REDWOOD CITY — IPod users have a reason to dance today.

A San Mateo County judge on Thursday approved the settlement of a class-action lawsuit that will allow as many as 1.3 million owners of iPod music players to replace defective batteries on maker Apple's tab.

The lawsuit, which affects consumers nationwide, alleged Apple failed to disclose battery limitations on its first three iPod models.

"All these people are going to get relief, and we think that's a big victory for them," said Steve Williams, lead counsel for the suit and an attorney for Burlingame's Cotchett, Pitre, Simon & McCarthy.

Williams said that under the settlement, people who bought iPod's first two models are entitled to either $25 cash or a $50 credit at the Apple store. Or, if they paid Apple to repair an iPod battery, they are entitled to up to half of that cost back.

Owner of iPod's third model are entitled to free replacement battery if the battery fails.

The iPod has a rechargeable battery, one that users cannot replace themselves given the instrument's sleek design. The product advertised eight hours of play with a single charge, but users complained play time decreased gradually after months of use.

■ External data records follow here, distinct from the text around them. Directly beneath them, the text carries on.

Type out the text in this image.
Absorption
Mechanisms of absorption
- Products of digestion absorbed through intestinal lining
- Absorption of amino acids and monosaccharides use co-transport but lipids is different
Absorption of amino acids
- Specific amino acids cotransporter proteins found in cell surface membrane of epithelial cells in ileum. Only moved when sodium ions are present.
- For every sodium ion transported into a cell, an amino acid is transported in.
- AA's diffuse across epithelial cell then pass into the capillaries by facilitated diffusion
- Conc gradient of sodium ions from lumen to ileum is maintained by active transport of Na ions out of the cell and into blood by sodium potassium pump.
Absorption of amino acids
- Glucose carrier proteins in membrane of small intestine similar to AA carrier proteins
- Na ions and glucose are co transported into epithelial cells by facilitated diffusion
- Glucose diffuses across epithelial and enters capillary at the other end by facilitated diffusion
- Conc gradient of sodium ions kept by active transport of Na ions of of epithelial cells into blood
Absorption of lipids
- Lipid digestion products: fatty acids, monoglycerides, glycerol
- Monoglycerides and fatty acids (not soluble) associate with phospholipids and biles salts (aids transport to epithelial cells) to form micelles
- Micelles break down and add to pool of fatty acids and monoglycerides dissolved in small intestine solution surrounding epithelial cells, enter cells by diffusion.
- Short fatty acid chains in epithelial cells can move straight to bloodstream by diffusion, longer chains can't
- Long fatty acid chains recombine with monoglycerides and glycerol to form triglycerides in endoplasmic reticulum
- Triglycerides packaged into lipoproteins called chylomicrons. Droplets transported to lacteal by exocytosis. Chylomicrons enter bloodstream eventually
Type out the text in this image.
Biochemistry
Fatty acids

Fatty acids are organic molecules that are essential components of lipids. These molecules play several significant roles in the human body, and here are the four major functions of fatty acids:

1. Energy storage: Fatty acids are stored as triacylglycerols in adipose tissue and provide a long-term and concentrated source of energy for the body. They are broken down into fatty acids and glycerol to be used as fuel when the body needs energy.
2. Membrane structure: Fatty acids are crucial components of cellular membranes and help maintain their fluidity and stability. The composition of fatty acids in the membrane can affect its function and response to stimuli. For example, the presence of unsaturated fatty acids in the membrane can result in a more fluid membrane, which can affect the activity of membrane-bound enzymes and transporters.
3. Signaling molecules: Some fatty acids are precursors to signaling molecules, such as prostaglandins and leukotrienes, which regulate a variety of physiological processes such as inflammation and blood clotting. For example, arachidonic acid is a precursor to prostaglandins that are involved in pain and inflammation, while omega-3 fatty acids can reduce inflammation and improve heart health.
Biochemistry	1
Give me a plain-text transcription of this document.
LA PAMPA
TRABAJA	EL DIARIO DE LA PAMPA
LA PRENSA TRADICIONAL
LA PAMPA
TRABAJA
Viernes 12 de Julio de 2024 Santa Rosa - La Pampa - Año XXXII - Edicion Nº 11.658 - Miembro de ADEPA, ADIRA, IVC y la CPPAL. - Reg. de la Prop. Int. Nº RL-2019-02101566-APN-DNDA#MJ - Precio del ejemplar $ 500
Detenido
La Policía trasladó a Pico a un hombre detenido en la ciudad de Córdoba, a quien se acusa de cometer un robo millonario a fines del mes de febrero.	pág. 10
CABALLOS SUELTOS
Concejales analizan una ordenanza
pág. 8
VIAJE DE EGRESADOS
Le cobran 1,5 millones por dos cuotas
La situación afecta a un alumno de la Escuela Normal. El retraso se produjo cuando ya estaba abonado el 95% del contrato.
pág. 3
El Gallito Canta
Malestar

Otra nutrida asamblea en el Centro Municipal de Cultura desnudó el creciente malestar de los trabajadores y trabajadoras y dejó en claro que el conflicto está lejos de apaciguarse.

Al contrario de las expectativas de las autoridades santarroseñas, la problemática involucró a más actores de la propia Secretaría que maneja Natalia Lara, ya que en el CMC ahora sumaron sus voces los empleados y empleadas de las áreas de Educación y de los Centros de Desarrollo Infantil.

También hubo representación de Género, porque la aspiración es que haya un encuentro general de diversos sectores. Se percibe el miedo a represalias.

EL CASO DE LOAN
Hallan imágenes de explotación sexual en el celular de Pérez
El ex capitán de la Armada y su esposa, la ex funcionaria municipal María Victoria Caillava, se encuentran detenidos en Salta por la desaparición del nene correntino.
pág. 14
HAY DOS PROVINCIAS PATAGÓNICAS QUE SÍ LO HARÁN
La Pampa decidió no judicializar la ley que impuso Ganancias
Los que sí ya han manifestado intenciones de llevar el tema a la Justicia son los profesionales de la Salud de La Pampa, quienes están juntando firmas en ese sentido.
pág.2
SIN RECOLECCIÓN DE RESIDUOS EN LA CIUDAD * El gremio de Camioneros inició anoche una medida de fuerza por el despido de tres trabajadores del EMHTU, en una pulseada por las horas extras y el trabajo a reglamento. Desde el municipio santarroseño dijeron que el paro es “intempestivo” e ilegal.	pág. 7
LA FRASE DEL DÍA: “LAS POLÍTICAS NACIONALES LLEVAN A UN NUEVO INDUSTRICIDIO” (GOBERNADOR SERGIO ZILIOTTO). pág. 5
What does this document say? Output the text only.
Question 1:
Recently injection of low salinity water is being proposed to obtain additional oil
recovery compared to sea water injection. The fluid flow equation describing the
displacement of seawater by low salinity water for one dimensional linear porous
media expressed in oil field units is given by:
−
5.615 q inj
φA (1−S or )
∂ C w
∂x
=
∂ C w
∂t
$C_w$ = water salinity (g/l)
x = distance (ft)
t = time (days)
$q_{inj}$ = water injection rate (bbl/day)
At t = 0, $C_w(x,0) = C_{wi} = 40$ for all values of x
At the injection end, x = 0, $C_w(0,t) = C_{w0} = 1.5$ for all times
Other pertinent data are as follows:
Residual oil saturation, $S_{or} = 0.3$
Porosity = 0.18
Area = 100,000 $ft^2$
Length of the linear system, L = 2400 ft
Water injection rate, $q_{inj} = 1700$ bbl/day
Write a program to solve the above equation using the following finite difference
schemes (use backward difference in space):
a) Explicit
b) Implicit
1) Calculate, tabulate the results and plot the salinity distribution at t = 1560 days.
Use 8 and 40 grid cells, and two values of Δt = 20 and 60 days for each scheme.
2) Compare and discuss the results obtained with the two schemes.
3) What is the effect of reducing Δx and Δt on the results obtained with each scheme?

"When people were paying $250 to $500 for this, they deserve to know it's limitations," Williams said.

In December 2003, class-action suits began being filed all over the country. The case, coordinated before Judge Beth Labson Freeman in Redwood City, litigated for more than a year.

The court said, based on the number of people continuing to make claims, the settlement has a minimum value of approximately $15 million, according to Williams.

Since the suit, Apple now discloses on the iPod's packaging the expectations about battery life.

Williams said consumers have up to May 2006 to file a claim to be entitled to the settlement.